Para dimensionar la gravedad del paso, basta recordar que el propio impulsor de la iniciativa, el entonces presidente electo de Estados Unidos, Donald Trump, manifestó en 2025 que el “Escudo de las Américas” conduciría a la conformación de una coalición militar. No es, por tanto, una interpretación local o una exageración de la oposición: es la naturaleza explícita del proyecto al que Costa Rica se estaría adhiriendo. Al suscribir ese tipo de declaraciones conjuntas, Costa Rica no está simplemente “pidiendo ayuda técnica”; ya está alineando su política exterior con una coalición que, por su naturaleza y composición, tiene un evidente componente estratégico-militar. La adhesión es un acto consumado que compromete la posición internacional del país. No se puede primero alinear la política exterior con una coalición militar y luego decir que se pedirá permiso para usarla.
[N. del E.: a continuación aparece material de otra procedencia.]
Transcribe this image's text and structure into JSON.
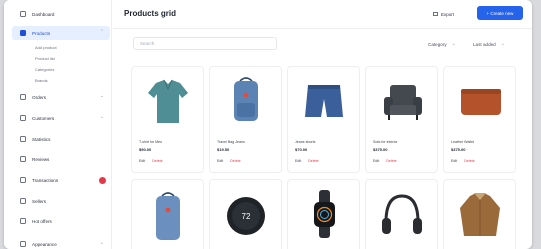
{
  "sidebar": {
    "items": [
      {
        "label": "Dashboard"
      },
      {
        "label": "Products"
      },
      {
        "label": "Orders"
      },
      {
        "label": "Customers"
      },
      {
        "label": "Statistics"
      },
      {
        "label": "Reviews"
      },
      {
        "label": "Transactions"
      },
      {
        "label": "Sellers"
      },
      {
        "label": "Hot offers"
      },
      {
        "label": "Appearance"
      }
    ],
    "product_subitems": [
      "Add product",
      "Product list",
      "Categories",
      "Brands"
    ]
  },
  "header": {
    "title": "Products grid",
    "export_label": "Export",
    "create_label": "+ Create new"
  },
  "toolbar": {
    "search_placeholder": "Search",
    "category_label": "Category",
    "sort_label": "Last added"
  },
  "products": [
    {
      "name": "T-shirt for Men",
      "price": "$90.00",
      "image": "polo-shirt-icon"
    },
    {
      "name": "Travel Bag Jeans",
      "price": "$19.50",
      "image": "backpack-icon"
    },
    {
      "name": "Jeans shorts",
      "price": "$70.00",
      "image": "shorts-icon"
    },
    {
      "name": "Sofa for interior",
      "price": "$375.00",
      "image": "armchair-icon"
    },
    {
      "name": "Leather Wallet",
      "price": "$375.00",
      "image": "wallet-icon"
    },
    {
      "name": "",
      "price": "",
      "image": "backpack-icon"
    },
    {
      "name": "",
      "price": "",
      "image": "thermostat-icon"
    },
    {
      "name": "",
      "price": "",
      "image": "smartwatch-icon"
    },
    {
      "name": "",
      "price": "",
      "image": "headphones-icon"
    },
    {
      "name": "",
      "price": "",
      "image": "jacket-icon"
    }
  ],
  "card_actions": {
    "edit": "Edit",
    "delete": "Delete"
  },
  "thermostat_display": "72",
  "colors": {
    "accent": "#2563eb",
    "danger": "#e5384d",
    "active_bg": "#e6efff"
  }
}
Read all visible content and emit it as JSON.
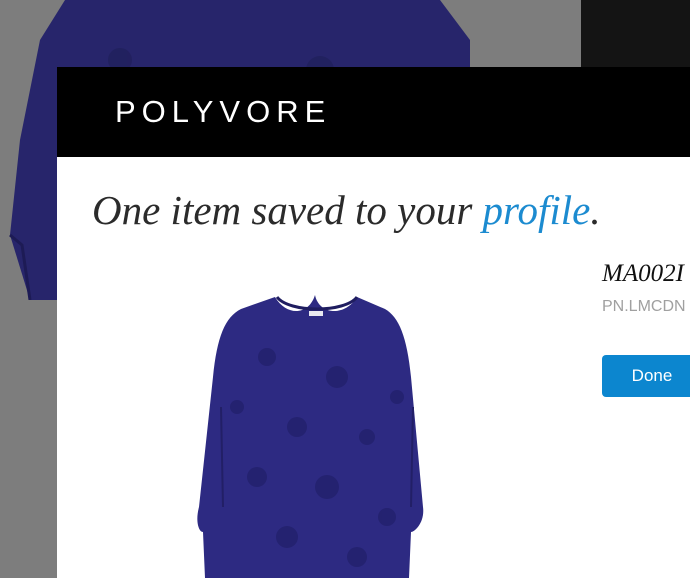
{
  "brand": {
    "logo_text": "POLYVORE"
  },
  "headline": {
    "prefix": "One item saved to your ",
    "link": "profile",
    "suffix": "."
  },
  "item": {
    "title": "MA002I",
    "source": "PN.LMCDN"
  },
  "actions": {
    "done_label": "Done"
  },
  "colors": {
    "header_bg": "#000000",
    "link": "#1c8bd0",
    "button": "#0c86cf",
    "dress": "#27256b"
  },
  "icons": {
    "product": "navy-dress-image"
  }
}
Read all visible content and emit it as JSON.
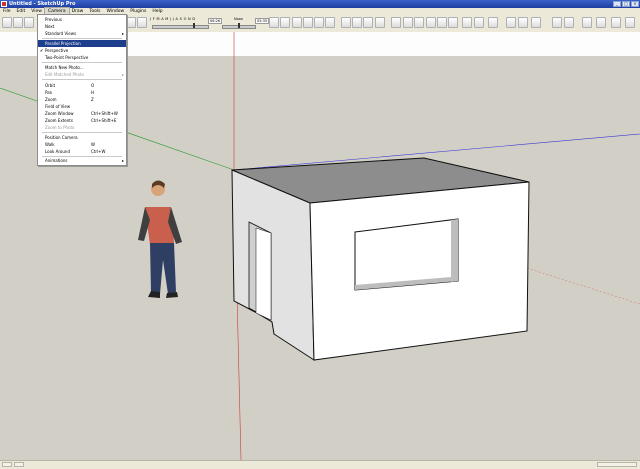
{
  "window": {
    "title": "Untitled - SketchUp Pro",
    "buttons": [
      "_",
      "□",
      "×"
    ]
  },
  "menubar": {
    "items": [
      "File",
      "Edit",
      "View",
      "Camera",
      "Draw",
      "Tools",
      "Window",
      "Plugins",
      "Help"
    ],
    "active": "Camera"
  },
  "toolbar": {
    "months": "J F M A M J J A S O N D",
    "time_start": "06:26",
    "time_noon": "Noon",
    "time_end": "05:35"
  },
  "camera_menu": {
    "items": [
      {
        "label": "Previous",
        "shortcut": "",
        "submenu": false,
        "checked": false,
        "disabled": false,
        "highlight": false
      },
      {
        "label": "Next",
        "shortcut": "",
        "submenu": false,
        "checked": false,
        "disabled": false,
        "highlight": false
      },
      {
        "label": "Standard Views",
        "shortcut": "",
        "submenu": true,
        "checked": false,
        "disabled": false,
        "highlight": false
      },
      {
        "label": "Parallel Projection",
        "shortcut": "",
        "submenu": false,
        "checked": false,
        "disabled": false,
        "highlight": true
      },
      {
        "label": "Perspective",
        "shortcut": "",
        "submenu": false,
        "checked": true,
        "disabled": false,
        "highlight": false
      },
      {
        "label": "Two-Point Perspective",
        "shortcut": "",
        "submenu": false,
        "checked": false,
        "disabled": false,
        "highlight": false
      },
      {
        "label": "Match New Photo...",
        "shortcut": "",
        "submenu": false,
        "checked": false,
        "disabled": false,
        "highlight": false
      },
      {
        "label": "Edit Matched Photo",
        "shortcut": "",
        "submenu": true,
        "checked": false,
        "disabled": true,
        "highlight": false
      },
      {
        "label": "Orbit",
        "shortcut": "O",
        "submenu": false,
        "checked": false,
        "disabled": false,
        "highlight": false
      },
      {
        "label": "Pan",
        "shortcut": "H",
        "submenu": false,
        "checked": false,
        "disabled": false,
        "highlight": false
      },
      {
        "label": "Zoom",
        "shortcut": "Z",
        "submenu": false,
        "checked": false,
        "disabled": false,
        "highlight": false
      },
      {
        "label": "Field of View",
        "shortcut": "",
        "submenu": false,
        "checked": false,
        "disabled": false,
        "highlight": false
      },
      {
        "label": "Zoom Window",
        "shortcut": "Ctrl+Shift+W",
        "submenu": false,
        "checked": false,
        "disabled": false,
        "highlight": false
      },
      {
        "label": "Zoom Extents",
        "shortcut": "Ctrl+Shift+E",
        "submenu": false,
        "checked": false,
        "disabled": false,
        "highlight": false
      },
      {
        "label": "Zoom to Photo",
        "shortcut": "",
        "submenu": false,
        "checked": false,
        "disabled": true,
        "highlight": false
      },
      {
        "label": "Position Camera",
        "shortcut": "",
        "submenu": false,
        "checked": false,
        "disabled": false,
        "highlight": false
      },
      {
        "label": "Walk",
        "shortcut": "W",
        "submenu": false,
        "checked": false,
        "disabled": false,
        "highlight": false
      },
      {
        "label": "Look Around",
        "shortcut": "Ctrl+W",
        "submenu": false,
        "checked": false,
        "disabled": false,
        "highlight": false
      },
      {
        "label": "Animations",
        "shortcut": "",
        "submenu": true,
        "checked": false,
        "disabled": false,
        "highlight": false
      }
    ]
  },
  "colors": {
    "sky": "#fdfdfd",
    "ground": "#d2cfc6",
    "menu_highlight": "#1d3e8c",
    "roof": "#8d8d8d",
    "wall": "#ffffff",
    "wall_side": "#e2e2e2",
    "axis_red": "#cc3a3a",
    "axis_green": "#2f9b2f",
    "axis_blue": "#3a3ad8"
  },
  "icons": [
    "select-icon",
    "eraser-icon",
    "paint-icon",
    "shadow-icon",
    "orbit-icon",
    "pan-icon",
    "zoom-icon",
    "walk-icon",
    "section-icon",
    "house-icon",
    "views-icon",
    "style-icon"
  ]
}
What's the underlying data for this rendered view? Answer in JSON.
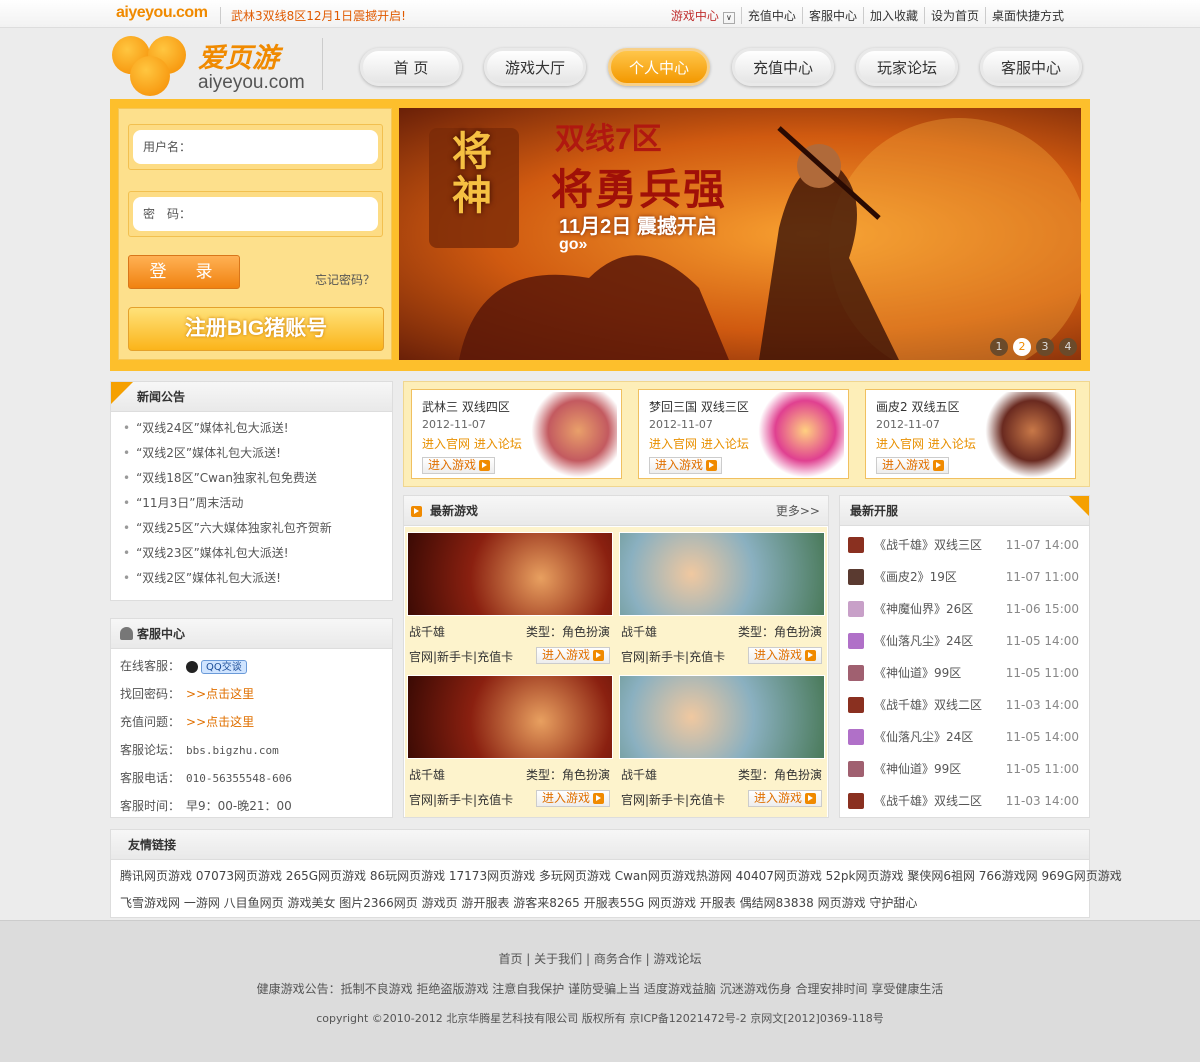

La presidenta electa, Laura Fernández, habla de no permitir que el crimen organizado se apodere de Costa Rica y de buscar alianzas “bajo el amparo de las leyes”. Nadie sensato se opone a combatir el narcotráfico. Pero ese combate tiene canales legales y legítimos: inteligencia policial, cooperación jurídica, intercambio de información, fortalecimiento de la Fiscalía y la policía judicial. La Ley N°9288 de 2014, que proclama la paz como derecho humano, nos recuerda que nuestra seguridad externa “continuará fundada en la libre voluntad de su pueblo, en las normas del Derecho Internacional y en los sistemas de seguridad colectiva de que es parte”. Confiamos en el derecho, no en coaliciones militares improvisadas.

Nuestra identidad como país no se forjó en campos de batalla, sino en aulas, en la abolición del ejército de 1949, en la confianza depositada en el derecho internacional. Esa cultura no es un adorno; es un límite jurídico que los gobernantes están obligados a respetar. La Proclama de Neutralidad, la jurisprudencia de la Sala Constitucional y la ley de 2014 forman un bloque normativo que impide cualquier paso hacia alianzas militares.

El gobierno tiene todo el derecho de buscar apoyos internacionales para enfrentar el crimen organizado. Lo que no puede hacer es sacrificar en el intento décadas de construcción jurídica y el prestigio de un país que decidió que su fuerza no está en las armas, sino en la confianza depositada en el derecho internacional y la coherencia de su política exterior.

Meterse en “Escudo de las Américas” no solo es un acto ilegal e inconstitucional: es olvidar quiénes somos. Y cuando un gobernante olvida quiénes somos y actúa como si la Patria fuera suya para comprometerla con potencias extranjeras, está incurriendo en la prohibición expresa del Artículo 3. Está arrogándose una soberanía que no le pertenece, cometiendo, en esencia, el peor de los delitos contra la Nación: la traición a la Patria.